In ogni caso sui mercati l’Italia continua ad essere seguita da vicino. Certo, le tensioni e i timori sul debito sovrano viste lo scorso ottobre si sono al momento attenuate. Lo testimonia il termometro spread che viaggia sotto i 170 punti base con il rendimento del decennale sotto il 4%. E lo segnalano anche alcuni esperti, come S&P Global Rating. Presentando l’oulook per il 2024, Sylvain Broyer, Chief Economist EMEA di S&P Global Ratings, ha indicato di attendersi uno spread stabile per il resto dell’anno. Sulla stessa lunghezza d’onda Goldman Sachs che sottolinea di non vedere rischi sul debito sovrano, con uno spread sostanzialmente stabile nel 2024.

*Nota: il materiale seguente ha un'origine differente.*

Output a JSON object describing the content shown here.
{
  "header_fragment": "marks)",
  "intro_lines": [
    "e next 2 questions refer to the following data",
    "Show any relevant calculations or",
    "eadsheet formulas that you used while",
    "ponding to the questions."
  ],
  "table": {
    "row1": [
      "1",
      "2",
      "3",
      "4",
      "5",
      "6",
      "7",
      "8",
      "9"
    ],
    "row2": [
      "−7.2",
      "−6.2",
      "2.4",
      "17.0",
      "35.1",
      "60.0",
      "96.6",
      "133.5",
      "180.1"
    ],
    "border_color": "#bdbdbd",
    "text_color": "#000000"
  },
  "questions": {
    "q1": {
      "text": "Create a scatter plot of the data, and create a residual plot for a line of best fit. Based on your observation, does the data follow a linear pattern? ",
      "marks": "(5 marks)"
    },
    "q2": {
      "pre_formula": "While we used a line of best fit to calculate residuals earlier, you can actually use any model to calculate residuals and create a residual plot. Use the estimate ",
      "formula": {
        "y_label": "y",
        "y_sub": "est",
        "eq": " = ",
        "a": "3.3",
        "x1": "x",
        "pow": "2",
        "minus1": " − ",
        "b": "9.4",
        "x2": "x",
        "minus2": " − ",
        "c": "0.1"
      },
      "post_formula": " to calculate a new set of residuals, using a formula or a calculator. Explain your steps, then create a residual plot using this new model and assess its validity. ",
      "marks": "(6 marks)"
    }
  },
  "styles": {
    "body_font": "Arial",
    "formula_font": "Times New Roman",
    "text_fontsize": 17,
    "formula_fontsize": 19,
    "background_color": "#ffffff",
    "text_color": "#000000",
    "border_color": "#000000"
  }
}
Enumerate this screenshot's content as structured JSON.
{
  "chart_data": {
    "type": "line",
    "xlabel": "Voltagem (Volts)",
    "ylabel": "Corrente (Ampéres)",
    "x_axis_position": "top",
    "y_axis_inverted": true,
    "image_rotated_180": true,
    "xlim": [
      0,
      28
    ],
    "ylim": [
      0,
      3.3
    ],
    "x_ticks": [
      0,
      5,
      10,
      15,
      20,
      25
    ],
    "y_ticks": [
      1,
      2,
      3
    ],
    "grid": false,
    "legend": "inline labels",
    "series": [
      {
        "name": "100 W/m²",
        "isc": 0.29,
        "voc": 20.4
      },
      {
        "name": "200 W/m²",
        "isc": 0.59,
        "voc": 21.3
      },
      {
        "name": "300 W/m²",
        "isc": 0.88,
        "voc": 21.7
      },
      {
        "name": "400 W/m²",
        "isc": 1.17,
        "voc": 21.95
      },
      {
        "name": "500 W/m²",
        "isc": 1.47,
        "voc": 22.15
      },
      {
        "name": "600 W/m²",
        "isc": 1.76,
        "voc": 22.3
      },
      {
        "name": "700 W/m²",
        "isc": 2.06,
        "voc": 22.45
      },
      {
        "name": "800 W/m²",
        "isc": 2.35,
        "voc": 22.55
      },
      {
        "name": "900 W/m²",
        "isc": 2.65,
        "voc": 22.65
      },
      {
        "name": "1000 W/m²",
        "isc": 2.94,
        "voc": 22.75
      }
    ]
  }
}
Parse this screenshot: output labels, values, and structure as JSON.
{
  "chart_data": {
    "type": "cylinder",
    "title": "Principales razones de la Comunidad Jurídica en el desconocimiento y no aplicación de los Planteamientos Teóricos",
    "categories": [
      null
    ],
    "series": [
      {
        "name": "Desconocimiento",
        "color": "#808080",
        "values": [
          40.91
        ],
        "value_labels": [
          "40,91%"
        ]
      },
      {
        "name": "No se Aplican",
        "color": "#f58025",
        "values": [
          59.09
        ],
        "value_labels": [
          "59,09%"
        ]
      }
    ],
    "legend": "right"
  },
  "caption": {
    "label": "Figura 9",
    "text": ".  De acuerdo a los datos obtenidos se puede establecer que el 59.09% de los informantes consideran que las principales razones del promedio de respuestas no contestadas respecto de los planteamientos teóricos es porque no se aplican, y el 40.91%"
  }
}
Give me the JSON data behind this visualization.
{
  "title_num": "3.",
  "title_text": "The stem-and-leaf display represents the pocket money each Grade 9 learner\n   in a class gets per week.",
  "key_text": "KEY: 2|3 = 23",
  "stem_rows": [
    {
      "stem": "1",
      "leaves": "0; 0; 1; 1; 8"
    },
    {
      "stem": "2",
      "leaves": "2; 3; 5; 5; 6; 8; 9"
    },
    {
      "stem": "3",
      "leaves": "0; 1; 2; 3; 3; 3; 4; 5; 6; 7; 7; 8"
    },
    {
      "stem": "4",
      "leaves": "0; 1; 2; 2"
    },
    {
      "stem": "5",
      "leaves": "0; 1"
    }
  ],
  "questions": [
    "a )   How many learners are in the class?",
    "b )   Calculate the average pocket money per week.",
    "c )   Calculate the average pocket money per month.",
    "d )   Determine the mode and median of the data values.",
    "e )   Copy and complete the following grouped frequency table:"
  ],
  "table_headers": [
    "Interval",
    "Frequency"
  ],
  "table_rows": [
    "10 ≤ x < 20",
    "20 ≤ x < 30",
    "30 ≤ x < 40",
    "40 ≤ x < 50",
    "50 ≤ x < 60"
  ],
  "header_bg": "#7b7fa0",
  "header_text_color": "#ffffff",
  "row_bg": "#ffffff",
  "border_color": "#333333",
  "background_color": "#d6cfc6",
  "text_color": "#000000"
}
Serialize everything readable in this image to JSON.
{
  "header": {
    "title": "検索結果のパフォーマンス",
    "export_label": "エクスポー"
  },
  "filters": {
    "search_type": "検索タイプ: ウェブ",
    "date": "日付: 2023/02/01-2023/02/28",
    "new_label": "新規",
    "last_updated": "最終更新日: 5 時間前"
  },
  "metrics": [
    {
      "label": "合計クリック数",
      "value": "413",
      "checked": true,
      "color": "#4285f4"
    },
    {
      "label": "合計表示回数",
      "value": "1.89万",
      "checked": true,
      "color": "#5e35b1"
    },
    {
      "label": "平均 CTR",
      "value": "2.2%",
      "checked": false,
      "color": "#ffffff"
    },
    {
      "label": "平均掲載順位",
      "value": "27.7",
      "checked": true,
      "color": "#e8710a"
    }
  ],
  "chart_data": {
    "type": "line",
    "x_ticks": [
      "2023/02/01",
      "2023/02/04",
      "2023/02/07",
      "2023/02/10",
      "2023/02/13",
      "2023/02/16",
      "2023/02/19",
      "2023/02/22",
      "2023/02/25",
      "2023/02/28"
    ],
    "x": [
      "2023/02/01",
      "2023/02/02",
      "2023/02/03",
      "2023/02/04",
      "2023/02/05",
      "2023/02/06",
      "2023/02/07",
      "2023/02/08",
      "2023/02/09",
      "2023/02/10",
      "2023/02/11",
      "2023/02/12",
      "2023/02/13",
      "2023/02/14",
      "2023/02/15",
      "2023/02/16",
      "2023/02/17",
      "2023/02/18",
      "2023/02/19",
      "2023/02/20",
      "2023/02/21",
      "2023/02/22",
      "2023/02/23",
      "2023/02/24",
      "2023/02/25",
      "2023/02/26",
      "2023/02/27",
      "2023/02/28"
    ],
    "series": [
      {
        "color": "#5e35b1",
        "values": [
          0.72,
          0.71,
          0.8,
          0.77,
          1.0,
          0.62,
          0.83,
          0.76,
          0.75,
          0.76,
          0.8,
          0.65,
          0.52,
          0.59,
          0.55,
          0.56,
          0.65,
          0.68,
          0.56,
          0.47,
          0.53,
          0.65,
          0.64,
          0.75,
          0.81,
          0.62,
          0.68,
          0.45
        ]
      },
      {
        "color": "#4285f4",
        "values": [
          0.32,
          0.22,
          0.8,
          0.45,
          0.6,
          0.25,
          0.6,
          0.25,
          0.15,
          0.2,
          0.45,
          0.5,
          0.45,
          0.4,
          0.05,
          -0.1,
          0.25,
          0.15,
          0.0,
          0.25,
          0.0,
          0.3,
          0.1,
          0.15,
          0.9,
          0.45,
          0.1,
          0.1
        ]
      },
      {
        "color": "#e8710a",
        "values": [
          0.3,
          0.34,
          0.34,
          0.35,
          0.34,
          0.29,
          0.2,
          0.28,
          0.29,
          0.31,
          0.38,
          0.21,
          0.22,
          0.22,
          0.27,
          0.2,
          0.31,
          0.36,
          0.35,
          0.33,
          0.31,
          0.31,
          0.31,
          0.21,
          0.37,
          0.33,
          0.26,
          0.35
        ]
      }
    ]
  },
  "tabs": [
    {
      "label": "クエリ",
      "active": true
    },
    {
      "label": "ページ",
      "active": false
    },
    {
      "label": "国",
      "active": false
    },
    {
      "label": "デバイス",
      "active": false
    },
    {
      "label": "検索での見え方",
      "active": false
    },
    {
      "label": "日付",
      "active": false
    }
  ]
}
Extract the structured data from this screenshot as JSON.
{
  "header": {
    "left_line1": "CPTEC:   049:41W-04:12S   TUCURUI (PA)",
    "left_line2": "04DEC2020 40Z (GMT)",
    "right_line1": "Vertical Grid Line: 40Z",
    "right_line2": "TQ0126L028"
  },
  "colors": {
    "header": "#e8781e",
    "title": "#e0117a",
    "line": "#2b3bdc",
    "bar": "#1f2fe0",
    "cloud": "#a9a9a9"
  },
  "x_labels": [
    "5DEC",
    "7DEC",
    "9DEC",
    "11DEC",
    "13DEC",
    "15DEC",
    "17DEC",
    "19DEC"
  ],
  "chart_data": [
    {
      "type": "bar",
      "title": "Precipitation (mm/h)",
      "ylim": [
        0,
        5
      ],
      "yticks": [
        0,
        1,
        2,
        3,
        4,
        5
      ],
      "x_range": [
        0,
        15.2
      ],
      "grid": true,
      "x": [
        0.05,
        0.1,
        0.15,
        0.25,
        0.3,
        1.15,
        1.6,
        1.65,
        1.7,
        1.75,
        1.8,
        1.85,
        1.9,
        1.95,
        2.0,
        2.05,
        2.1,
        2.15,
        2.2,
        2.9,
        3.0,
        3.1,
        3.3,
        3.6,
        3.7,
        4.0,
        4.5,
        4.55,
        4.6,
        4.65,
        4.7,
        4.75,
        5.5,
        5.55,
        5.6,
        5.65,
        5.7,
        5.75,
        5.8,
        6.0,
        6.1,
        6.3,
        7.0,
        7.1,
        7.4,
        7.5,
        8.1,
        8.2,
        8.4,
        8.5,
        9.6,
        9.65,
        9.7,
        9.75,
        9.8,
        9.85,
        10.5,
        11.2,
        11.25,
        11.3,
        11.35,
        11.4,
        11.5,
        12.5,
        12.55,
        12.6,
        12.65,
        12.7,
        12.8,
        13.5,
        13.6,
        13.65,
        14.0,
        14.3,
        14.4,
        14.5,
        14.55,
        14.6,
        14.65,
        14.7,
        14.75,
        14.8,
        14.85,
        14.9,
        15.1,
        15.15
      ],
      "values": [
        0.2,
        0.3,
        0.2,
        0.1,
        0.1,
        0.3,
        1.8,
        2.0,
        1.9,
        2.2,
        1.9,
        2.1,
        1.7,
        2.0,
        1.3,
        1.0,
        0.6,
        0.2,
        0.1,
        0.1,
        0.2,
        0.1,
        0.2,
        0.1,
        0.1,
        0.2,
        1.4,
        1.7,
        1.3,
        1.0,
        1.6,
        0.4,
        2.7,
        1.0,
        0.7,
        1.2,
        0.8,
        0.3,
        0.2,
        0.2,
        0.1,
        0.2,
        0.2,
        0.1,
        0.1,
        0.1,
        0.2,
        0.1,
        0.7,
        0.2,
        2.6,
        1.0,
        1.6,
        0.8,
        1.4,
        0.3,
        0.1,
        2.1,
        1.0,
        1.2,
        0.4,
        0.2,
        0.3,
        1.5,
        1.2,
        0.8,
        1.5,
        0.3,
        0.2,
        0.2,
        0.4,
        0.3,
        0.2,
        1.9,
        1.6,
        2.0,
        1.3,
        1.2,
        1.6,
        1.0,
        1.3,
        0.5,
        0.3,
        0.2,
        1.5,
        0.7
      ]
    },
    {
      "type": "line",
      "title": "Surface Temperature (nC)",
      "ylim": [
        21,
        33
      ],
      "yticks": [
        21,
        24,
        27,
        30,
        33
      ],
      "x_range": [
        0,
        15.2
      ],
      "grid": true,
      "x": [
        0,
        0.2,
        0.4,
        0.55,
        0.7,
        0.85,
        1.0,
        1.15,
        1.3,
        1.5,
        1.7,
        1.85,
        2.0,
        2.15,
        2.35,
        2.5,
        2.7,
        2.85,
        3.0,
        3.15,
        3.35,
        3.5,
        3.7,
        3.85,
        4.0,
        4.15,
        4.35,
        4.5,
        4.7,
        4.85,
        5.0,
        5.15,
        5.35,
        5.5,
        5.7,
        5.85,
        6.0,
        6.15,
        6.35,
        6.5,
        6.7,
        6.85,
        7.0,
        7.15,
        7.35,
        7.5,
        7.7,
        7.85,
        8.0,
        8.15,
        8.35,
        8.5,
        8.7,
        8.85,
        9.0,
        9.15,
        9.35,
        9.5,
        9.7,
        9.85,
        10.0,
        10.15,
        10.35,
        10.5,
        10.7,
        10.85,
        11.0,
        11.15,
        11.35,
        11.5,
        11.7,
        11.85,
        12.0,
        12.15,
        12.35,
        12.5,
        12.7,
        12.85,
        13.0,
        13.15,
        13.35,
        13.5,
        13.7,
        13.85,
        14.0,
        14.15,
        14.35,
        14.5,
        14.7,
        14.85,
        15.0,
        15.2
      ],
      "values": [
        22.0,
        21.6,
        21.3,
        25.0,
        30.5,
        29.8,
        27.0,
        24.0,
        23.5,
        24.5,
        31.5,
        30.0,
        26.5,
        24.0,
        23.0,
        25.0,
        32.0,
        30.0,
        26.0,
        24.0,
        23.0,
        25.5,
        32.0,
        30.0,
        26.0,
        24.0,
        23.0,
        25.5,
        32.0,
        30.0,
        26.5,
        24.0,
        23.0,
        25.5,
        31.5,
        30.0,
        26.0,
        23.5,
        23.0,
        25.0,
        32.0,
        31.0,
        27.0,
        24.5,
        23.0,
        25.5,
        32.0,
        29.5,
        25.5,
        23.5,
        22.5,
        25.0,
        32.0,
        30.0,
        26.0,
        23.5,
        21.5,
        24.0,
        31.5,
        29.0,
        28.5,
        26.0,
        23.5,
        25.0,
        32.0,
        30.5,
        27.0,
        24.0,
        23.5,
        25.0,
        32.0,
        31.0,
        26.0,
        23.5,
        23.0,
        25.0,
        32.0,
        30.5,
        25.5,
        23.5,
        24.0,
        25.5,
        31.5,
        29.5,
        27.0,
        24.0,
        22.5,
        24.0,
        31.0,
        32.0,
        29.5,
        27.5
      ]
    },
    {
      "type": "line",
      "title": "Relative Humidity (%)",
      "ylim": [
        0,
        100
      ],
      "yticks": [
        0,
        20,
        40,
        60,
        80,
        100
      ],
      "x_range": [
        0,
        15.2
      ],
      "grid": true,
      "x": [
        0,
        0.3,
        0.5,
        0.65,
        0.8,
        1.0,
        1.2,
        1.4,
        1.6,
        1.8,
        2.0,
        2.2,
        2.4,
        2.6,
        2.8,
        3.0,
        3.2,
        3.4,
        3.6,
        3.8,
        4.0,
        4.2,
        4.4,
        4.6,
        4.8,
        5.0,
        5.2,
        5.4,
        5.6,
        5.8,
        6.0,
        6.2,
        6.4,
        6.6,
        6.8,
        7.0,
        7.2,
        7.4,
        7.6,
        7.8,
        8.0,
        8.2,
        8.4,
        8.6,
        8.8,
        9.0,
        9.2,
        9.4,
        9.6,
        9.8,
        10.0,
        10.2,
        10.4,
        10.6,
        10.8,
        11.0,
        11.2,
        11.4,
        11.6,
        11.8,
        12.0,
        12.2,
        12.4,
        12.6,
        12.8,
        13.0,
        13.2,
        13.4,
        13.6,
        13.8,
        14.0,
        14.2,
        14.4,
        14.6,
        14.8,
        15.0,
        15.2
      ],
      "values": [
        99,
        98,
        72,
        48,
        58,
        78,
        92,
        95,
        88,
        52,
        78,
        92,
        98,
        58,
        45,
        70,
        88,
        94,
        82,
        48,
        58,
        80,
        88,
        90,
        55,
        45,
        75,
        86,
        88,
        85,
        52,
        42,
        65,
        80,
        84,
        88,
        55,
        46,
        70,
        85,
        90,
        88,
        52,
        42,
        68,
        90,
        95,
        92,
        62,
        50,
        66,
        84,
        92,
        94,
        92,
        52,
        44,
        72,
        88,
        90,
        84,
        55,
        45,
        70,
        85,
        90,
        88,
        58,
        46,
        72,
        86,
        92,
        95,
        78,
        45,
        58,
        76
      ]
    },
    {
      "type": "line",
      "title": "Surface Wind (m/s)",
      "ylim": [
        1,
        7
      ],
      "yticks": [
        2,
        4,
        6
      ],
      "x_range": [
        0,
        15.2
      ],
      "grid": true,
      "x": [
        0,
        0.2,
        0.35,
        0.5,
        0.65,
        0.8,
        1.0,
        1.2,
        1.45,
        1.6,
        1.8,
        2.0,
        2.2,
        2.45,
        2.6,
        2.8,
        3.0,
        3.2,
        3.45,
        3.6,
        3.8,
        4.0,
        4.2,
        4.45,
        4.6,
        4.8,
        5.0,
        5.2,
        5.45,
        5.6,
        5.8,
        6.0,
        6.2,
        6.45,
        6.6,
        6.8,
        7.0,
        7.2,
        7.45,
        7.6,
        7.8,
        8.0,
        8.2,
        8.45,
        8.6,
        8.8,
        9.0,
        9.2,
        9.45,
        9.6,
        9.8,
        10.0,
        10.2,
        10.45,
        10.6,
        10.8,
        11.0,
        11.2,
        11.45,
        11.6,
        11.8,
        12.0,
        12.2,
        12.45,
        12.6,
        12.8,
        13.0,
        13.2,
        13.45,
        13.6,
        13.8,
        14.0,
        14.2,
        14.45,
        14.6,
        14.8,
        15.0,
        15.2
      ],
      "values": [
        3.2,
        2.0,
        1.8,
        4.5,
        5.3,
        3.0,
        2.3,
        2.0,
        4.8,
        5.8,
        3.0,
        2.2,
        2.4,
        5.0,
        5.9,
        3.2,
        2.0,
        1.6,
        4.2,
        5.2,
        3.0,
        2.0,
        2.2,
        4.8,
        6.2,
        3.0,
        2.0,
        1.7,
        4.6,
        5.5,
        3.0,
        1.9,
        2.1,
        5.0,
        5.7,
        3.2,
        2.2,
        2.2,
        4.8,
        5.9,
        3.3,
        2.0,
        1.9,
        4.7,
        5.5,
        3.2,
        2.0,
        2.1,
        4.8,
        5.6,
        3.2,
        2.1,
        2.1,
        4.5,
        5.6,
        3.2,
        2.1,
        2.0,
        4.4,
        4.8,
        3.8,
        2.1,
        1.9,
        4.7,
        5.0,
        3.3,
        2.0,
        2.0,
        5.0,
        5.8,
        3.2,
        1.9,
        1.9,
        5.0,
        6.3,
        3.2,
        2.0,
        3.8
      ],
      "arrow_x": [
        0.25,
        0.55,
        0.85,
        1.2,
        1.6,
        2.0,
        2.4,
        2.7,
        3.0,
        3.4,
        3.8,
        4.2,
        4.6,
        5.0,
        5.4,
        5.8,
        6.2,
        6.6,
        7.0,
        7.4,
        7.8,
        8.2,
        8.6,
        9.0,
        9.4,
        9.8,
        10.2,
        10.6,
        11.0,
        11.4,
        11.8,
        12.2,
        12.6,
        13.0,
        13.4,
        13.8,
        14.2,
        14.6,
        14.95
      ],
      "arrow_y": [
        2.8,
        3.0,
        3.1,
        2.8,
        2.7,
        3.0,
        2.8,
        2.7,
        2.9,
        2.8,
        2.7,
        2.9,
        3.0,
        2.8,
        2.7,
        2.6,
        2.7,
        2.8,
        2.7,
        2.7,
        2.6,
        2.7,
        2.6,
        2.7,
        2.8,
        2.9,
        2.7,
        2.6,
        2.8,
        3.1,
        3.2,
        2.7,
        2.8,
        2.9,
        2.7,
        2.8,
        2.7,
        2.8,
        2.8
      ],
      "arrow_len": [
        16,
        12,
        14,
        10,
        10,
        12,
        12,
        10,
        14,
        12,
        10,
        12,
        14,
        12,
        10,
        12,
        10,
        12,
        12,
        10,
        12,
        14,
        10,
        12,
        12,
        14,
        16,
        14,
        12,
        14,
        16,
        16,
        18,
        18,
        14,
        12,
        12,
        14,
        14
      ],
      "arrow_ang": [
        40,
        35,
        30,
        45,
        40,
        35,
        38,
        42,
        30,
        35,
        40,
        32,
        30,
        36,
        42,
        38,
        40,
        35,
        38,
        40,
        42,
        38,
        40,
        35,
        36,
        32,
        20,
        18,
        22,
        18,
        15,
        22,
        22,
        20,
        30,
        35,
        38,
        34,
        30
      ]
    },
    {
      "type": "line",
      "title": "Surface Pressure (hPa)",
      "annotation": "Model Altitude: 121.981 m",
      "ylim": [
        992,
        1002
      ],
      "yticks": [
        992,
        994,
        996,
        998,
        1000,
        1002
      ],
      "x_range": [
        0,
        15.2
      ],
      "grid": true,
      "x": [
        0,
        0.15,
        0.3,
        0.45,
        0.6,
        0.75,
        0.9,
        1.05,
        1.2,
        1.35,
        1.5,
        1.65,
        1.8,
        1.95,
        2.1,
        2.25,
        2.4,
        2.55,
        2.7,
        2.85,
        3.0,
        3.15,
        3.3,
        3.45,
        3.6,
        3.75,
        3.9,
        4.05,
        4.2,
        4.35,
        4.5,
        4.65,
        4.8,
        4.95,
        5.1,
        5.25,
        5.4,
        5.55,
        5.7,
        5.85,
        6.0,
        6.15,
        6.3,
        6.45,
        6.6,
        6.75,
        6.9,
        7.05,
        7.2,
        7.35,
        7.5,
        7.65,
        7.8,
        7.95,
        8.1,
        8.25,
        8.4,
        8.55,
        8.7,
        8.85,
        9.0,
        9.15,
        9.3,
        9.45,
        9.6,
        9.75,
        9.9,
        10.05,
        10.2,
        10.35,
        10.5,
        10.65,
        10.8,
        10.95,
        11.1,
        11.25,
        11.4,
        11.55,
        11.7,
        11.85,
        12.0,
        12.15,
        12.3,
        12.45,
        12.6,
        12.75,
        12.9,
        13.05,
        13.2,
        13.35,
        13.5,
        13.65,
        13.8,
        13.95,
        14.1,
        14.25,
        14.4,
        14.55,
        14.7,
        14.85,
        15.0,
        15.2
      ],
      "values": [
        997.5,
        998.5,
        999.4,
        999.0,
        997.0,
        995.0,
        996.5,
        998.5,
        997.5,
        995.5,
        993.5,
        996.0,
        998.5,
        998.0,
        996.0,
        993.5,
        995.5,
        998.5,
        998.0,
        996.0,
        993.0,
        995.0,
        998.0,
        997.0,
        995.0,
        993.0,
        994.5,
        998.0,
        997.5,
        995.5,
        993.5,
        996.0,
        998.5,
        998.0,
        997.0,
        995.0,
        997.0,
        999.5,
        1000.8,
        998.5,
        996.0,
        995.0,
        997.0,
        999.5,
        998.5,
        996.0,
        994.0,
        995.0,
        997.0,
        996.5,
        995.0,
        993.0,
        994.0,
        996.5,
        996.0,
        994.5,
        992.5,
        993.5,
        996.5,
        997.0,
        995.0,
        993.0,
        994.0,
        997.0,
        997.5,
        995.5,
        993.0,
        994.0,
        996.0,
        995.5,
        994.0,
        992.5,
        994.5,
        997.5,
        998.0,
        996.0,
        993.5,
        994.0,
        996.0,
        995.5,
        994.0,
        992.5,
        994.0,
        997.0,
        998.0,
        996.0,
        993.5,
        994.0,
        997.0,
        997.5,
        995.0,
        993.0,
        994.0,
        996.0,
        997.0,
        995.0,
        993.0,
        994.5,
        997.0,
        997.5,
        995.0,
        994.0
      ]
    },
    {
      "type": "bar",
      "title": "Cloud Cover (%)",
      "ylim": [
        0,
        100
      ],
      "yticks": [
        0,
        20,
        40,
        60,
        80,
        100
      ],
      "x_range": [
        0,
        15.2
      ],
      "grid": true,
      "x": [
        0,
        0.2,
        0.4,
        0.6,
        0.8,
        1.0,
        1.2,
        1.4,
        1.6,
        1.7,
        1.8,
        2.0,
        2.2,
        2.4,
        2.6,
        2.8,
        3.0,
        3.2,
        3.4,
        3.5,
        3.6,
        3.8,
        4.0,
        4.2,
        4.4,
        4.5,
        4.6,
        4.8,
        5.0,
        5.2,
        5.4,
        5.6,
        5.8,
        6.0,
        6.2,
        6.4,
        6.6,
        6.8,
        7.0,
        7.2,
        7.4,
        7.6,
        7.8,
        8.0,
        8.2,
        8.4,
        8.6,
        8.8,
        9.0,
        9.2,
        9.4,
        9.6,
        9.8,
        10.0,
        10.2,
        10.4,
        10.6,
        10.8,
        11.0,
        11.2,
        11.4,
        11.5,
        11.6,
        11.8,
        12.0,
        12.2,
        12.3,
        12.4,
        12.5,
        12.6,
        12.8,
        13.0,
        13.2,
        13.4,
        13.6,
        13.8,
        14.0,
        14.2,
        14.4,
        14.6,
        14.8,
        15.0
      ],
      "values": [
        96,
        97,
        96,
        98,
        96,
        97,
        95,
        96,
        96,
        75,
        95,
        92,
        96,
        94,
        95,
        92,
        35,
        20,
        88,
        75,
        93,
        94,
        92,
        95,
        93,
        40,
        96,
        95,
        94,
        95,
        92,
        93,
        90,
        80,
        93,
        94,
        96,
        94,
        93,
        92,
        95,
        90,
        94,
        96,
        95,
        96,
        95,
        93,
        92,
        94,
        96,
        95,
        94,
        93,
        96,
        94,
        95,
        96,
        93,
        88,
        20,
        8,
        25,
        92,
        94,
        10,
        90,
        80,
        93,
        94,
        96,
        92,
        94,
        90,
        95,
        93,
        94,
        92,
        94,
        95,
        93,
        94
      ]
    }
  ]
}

Dipende, però, come sempre da che prospettiva si osserva la questione. Perchè se è vero che lo spread è sotto controllo da qualche tempo, è anche vero che il differenziale tra i Btp e i Bund decennali è tra i più elevati tra i è Paesi del Sud Europa, come rimarca un articolo de “Il Sole 24 ore“.
La nota dolente per l’Italia, come spesso sottolineato, resta sempre l’elevato debito. “Ci aspettiamo il rapporto debito/PIL rapporto si muoverà lateralmente intorno al 140% nei prossimi anni”, hanno rimarcato in questi giorni in un report gli esperti della banca d’affari Usa.